Solution-oriented funds entirely or majorly investing in equity securities can enjoy high returns on investments. Substantial appreciation of the corpus amount ensures maximum returns on total investment through such solution-oriented schemes.

Such extensive returns can also be attributed to the stipulated holding period of the scheme, as it eradicates any short term market variations which might bear a negative impact on the portfolio. Debt funds enjoy such benefits as well, through long term compounding interest feature, for a minimum of five years. Debt oriented solution mutual funds thereby generate substantial yields for investors, helping them meet any financial requirement of the future.

Limitations of a Solution-Oriented Scheme

Investing in a solution-oriented scheme comes with the following restrictions –

  • Passive management – 

Most solution-oriented schemes are usually passively managed mutual funds wherein the portfolio manager tries to match the performance of a benchmark index. Such investment portfolios, correspondingly and primarily consist of instruments from the best performing large-cap companies in a country.

Such corpus restricts individuals from investing in value securities selling at a discounted price in the market, which has the potential to generate manifold returns in the future.

  • Closed-ended mutual funds 

Solution-oriented investment schemes are usually closed-ended mutual funds, wherein the investment remains locked in for five years. Investing in such mutual funds is tricky, as it is subject to frequent NAV fluctuations due to cyclical trends of the stock market.

  • Liquidity 

As stated above, any deposits in a solution-oriented mutual fund cannot be withdrawn before completion of five years. Such rigid lock-in periods often pose as a disadvantage for investors, as funds cannot be withdrawn in the vent of emergencies, requiring extensive finances.

Taxation 

Solution-oriented schemes are taxed under the same rules applicable to equity and debt mutual funds, respectively. While periodic dividend pay-outs don’t attract any taxation, any capital gains generated through purchase or sale of assets are subject to taxation as per the income Tax Act of 1961.

  • Solution-oriented equity schemes – 

Equity mutual funds levy short term capital gains tax at 15% if such funds are transferred prior to 1 year. In case transference of funds takes place after a holding period of 1 year, long-term capital gains tax at the rate of 10% is levied on such capital gains.

An important point to note in this regard is that long term capital gains realised below Rs.1. Lakh is not taxed under the new amendment of the government.

  • Debt Solution-oriented schemes – 

Short term capital gains realised through the resale of securities in less than a year is taxed at rates based on the respective income tax slab. Long term capital gains, on the other hand, is applicable on profits realised after holding debt securities for more than one year and is taxed at 20% of total earnings after adjusting the same for indexation.

Who Should Consider Solution-Oriented Schemes?

Individuals planning finances to meet hefty expenses in the future can opt for solution-oriented schemes to ensure adequate corpus development without causing extensive monetary strain. However, sufficient liquid funds have to be maintained when investing in such rigid plans, as partial withdrawals are not permitted before completion of five years.

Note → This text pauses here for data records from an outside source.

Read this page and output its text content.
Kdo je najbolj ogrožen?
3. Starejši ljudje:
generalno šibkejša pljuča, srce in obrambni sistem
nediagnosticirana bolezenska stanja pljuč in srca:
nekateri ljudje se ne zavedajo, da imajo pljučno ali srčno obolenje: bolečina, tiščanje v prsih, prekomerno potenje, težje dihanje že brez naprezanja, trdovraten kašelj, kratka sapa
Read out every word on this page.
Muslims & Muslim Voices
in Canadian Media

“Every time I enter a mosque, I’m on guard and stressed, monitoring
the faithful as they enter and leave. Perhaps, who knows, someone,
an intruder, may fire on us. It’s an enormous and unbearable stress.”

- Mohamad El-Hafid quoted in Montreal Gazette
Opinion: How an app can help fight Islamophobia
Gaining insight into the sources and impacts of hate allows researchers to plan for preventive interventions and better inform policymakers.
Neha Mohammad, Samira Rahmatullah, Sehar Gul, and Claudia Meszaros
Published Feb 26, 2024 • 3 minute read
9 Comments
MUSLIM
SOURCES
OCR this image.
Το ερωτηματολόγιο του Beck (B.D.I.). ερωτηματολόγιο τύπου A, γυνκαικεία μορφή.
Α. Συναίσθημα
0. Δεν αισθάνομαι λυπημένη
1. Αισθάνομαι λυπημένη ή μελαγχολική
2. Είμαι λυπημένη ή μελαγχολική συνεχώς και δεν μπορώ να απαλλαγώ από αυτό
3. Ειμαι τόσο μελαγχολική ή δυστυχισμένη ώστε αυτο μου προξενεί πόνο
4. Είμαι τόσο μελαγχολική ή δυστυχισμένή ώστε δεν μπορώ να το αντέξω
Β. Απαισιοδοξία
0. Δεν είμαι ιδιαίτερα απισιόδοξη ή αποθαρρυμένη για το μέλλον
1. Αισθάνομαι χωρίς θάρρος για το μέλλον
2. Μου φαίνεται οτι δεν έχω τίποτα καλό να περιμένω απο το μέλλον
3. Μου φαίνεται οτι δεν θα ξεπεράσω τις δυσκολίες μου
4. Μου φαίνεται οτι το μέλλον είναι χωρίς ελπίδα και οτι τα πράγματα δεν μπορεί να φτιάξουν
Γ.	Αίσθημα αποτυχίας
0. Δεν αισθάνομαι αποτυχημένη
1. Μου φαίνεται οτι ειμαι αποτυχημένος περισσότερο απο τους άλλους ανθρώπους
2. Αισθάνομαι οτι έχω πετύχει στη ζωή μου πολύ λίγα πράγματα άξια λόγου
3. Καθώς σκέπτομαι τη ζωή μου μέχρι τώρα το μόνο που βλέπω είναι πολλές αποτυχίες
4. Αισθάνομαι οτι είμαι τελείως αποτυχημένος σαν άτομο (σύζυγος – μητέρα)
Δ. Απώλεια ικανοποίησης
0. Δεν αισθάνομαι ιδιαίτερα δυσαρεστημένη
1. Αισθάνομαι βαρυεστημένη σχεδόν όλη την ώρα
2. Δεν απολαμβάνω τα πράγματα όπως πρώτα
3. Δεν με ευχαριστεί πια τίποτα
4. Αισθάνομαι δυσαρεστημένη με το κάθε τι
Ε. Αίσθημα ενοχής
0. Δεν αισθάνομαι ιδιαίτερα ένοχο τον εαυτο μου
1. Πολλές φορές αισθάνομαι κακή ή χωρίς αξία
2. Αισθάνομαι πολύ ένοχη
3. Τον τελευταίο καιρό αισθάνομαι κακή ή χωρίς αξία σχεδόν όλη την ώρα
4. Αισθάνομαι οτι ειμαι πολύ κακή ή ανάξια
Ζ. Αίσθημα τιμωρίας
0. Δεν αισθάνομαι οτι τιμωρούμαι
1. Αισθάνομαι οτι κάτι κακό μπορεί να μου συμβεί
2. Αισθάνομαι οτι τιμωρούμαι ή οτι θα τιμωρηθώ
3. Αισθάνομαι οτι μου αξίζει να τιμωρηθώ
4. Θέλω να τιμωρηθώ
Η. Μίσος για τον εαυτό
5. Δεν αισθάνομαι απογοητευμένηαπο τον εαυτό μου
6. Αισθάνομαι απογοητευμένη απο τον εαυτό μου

Also, individuals should check out the average predicted returns and associated risk factor before choosing to invest the total portfolio in a solution-oriented scheme. The nature of securities present in the corpus (equity or debt) should be looked into as well, to get an average idea about the security of investment and rate of return which can be generated through such deposits.

Solution-oriented schemes are one of the most popular types of mutual funds available in the market, as they come with customisation benefits as per the requirements of investors. Individuals investing in such mutual funds can enjoy substantial capital appreciation along with the security of investment, owing to its high return generating capacity as the corpus remains locked in five years, during which all short term fluctuations are negated.